Learning Styles
God created each of your children in a unique and gifted way to make a contribution to the people around them. You know your children best and when you learn how your children learn, you can foster that natural curiosity that God has built in them. Understanding your child’s learning style will help you individualize your child’s education and keep that love for learning alive.
One way to look at learning styles is through three modalities: visual, auditory, kinesthetic.
Visual Learners
Visual learners learn best by observation and imitation. They enjoy books with illustrations, charts, diagrams, and graphs. They are your doodlers and note takers. Visual learners will notice visual details and remember where something was on a page or in a book!
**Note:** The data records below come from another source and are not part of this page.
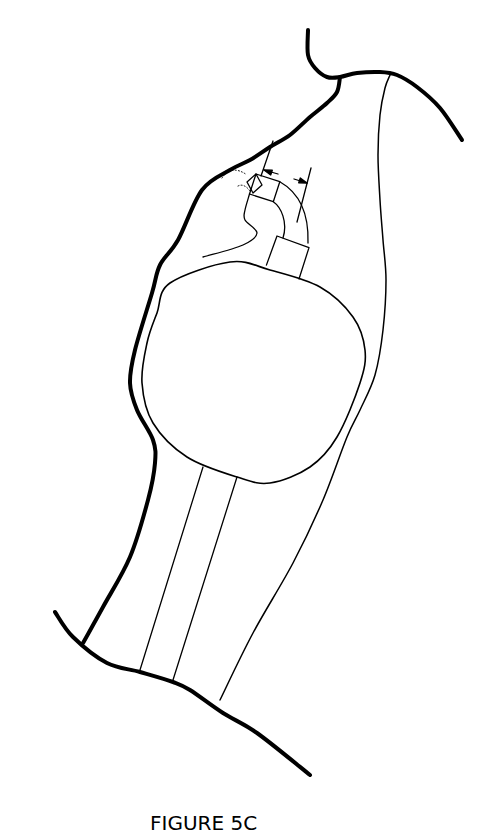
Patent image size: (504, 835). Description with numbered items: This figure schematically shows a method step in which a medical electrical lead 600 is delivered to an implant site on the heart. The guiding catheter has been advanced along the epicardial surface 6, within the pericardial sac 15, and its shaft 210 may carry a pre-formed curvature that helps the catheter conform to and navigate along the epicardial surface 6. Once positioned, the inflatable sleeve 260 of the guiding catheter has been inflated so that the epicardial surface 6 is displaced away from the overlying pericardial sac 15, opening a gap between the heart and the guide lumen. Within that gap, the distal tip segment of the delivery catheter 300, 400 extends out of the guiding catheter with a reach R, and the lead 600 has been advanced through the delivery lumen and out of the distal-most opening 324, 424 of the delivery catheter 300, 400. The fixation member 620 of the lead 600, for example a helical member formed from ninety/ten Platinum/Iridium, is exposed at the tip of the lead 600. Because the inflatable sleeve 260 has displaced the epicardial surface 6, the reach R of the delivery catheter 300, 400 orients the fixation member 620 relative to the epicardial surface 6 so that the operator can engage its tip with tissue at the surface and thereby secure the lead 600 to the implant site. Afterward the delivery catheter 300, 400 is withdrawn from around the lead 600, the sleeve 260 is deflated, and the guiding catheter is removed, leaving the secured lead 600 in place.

The epicardial surface 6 is at (178, 208).
The pericardial sac 15 is at (384, 240).
The shaft 210 is at (187, 582).
The inflatable sleeve 260 is at (300, 415).
The delivery catheter 300 is at (318, 210).
The delivery catheter 400 is at (313, 213).
The distal-most opening 324 is at (158, 239).
The distal-most opening 424 is at (203, 257).
The medical electrical lead 600 is at (250, 168).
The fixation member 620 is at (234, 183).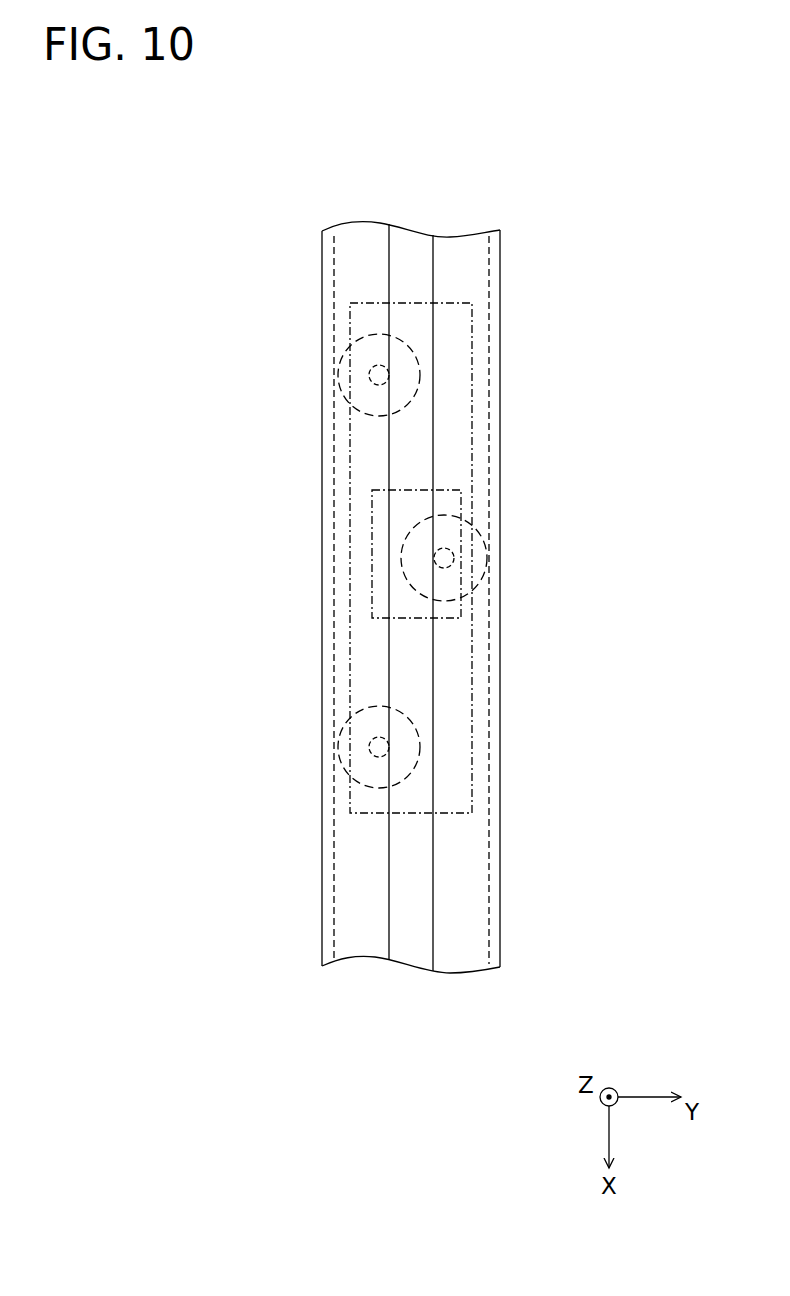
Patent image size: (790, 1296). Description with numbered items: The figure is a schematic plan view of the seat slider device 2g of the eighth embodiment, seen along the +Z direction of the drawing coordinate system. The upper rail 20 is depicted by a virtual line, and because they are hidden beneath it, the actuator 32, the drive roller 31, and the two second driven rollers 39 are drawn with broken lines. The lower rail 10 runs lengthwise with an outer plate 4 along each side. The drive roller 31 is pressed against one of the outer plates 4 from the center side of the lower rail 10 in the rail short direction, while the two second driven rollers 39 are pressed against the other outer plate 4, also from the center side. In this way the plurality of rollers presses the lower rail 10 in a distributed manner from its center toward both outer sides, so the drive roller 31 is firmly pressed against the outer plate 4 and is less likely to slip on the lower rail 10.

The seat slider device 2g is at (216, 250).
The lower rail 10 is at (355, 956).
The outer plates 4 is at (322, 868).
The upper rail 20 is at (463, 358).
The actuator 32 is at (465, 500).
The drive roller 31 is at (484, 556).
The second driven rollers 39 is at (340, 378).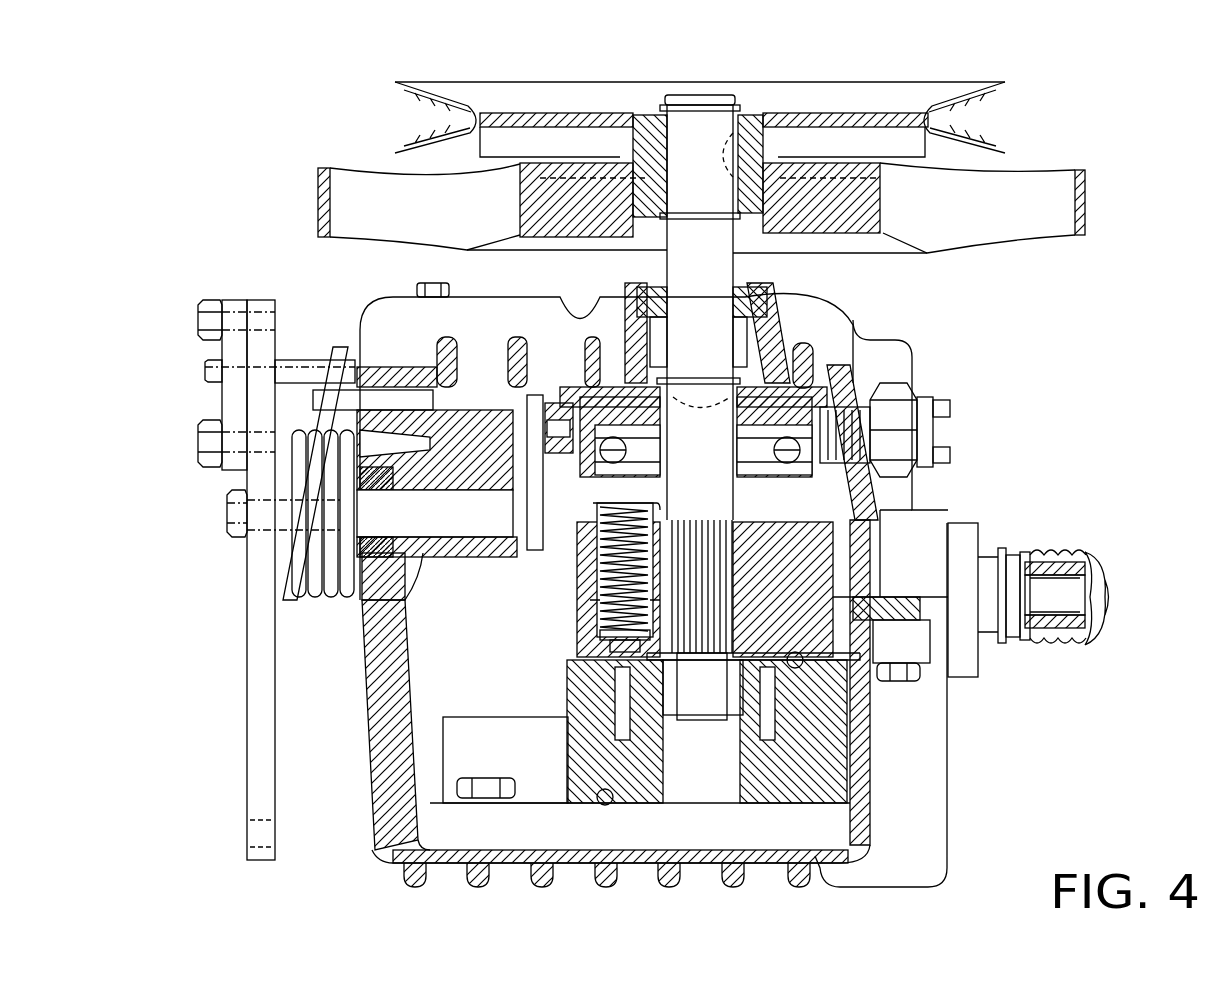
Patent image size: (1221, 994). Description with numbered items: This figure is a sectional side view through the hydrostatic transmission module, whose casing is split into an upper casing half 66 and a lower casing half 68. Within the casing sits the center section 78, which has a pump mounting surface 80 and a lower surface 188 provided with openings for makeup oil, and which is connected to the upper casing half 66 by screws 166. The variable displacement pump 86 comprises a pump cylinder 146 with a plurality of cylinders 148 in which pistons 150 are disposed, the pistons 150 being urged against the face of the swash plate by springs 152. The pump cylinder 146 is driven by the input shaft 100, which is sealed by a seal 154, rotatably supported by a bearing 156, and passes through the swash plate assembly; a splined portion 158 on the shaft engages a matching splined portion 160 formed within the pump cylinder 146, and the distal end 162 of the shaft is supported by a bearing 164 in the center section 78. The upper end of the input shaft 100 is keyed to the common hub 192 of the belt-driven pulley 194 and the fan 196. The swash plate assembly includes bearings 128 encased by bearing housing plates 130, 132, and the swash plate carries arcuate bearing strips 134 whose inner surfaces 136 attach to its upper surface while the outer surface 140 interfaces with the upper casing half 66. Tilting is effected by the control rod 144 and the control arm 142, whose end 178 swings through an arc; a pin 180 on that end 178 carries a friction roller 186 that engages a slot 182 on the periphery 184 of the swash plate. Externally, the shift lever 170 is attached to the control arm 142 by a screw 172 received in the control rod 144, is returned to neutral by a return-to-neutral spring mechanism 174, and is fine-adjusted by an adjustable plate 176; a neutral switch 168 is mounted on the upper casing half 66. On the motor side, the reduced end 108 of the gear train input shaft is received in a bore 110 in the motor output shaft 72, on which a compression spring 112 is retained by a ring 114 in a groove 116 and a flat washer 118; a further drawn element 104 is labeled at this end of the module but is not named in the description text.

The upper casing half 66 is at (887, 570).
The lower casing half 68 is at (867, 822).
The motor output shaft 72 is at (1060, 597).
The center section 78 is at (813, 800).
The pump mounting surface 80 is at (795, 668).
The variable displacement pump 86 is at (838, 523).
The input shaft 100 is at (723, 263).
The plate 104 is at (977, 523).
The reduced end 108 is at (1070, 603).
The bore 110 is at (1067, 592).
The compression spring 112 is at (1102, 647).
The ring 114 is at (1010, 562).
The groove 116 is at (1022, 555).
The flat washer 118 is at (1006, 650).
The bearings 128 is at (655, 452).
The bearing housing plate 130 is at (787, 470).
The bearing housing plate 132 is at (827, 470).
The arcuate bearing strips 134 is at (640, 360).
The inner surfaces 136 is at (580, 400).
The outer surface 140 is at (603, 385).
The control arm 142 is at (565, 478).
The control rod 144 is at (385, 525).
The pump cylinder 146 is at (880, 520).
The cylinders 148 is at (603, 570).
The pistons 150 is at (630, 470).
The springs 152 is at (608, 605).
The seal 154 is at (750, 283).
The bearing 156 is at (667, 330).
The splined portion 158 is at (705, 545).
The splined portion 160 is at (740, 597).
The distal end 162 is at (710, 707).
The bearing 164 is at (700, 690).
The screws 166 is at (480, 795).
The neutral switch 168 is at (952, 412).
The shift lever 170 is at (262, 735).
The screw 172 is at (245, 520).
The return-to-neutral spring mechanism 174 is at (314, 600).
The adjustable plate 176 is at (245, 315).
The end 178 is at (543, 403).
The pin 180 is at (560, 403).
The slot 182 is at (568, 415).
The periphery 184 is at (560, 478).
The friction roller 186 is at (557, 420).
The lower surface 188 is at (605, 805).
The common hub 192 is at (750, 118).
The pulley 194 is at (955, 95).
The fan 196 is at (1053, 237).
They easily build their sight word vocabulary for reading and spelling.
Tips for teaching:
Visual teaching aids – flashcards, puzzles, wall charts, maps, graphs, diagrams
Written directions
Note taking
Drawing
Highlighter (for key concepts)
Videos with ‘how-to’ demonstrations
Auditory Learners
Auditory learners learn best through listening. They talk frequently and can often be found singing or humming. They enjoy music, remembering lyrics to songs and poems and repeating rhythmic patterns with ease. Auditory learners sound out words and tend to spell phonetically.
Tips for teaching:
Auditory teaching aids – audio books, CDs, podcasts, repeat-after-me games
Read-a-louds
Rhymes and songs for memorization
Vocalize what reading
Oral narration, recitation, repetition of material
Lectures
Oral instructions
Kinesthetic Learners
Kinesthetic learners learn best through movement and by doing. They enjoy hands-on activities, manipulatives, and games. Active learning through dramatization, drawing, building, and experiments are helpful for kinesthetic learners. They are the ones who take things apart and put things back together. Sandpaper letters may be helpful for writing and spelling.
Tips for teaching:
Frequent breaks to engage in a physical activity; e.g. a short walk, jumping jacks
Movement activity coupled with auditory and visual learning tasks; e.g. taking a walk while listening to a podcast or squeezing a stress ball while reading
Games, puzzles, finger/hand motions, pantomimes
Math manipulatives
Sitting on an exercise ball while doing book work
Many young children begin as kinesthetic learners. As they mature, you may observe a tendency to one of these learning styles. Incorporating appropriate activities can help your child learn and retain information and may also guide you in your curriculum choices.
That being said, it is okay to teach your children through other learning styles, especially as they enter the middle grades.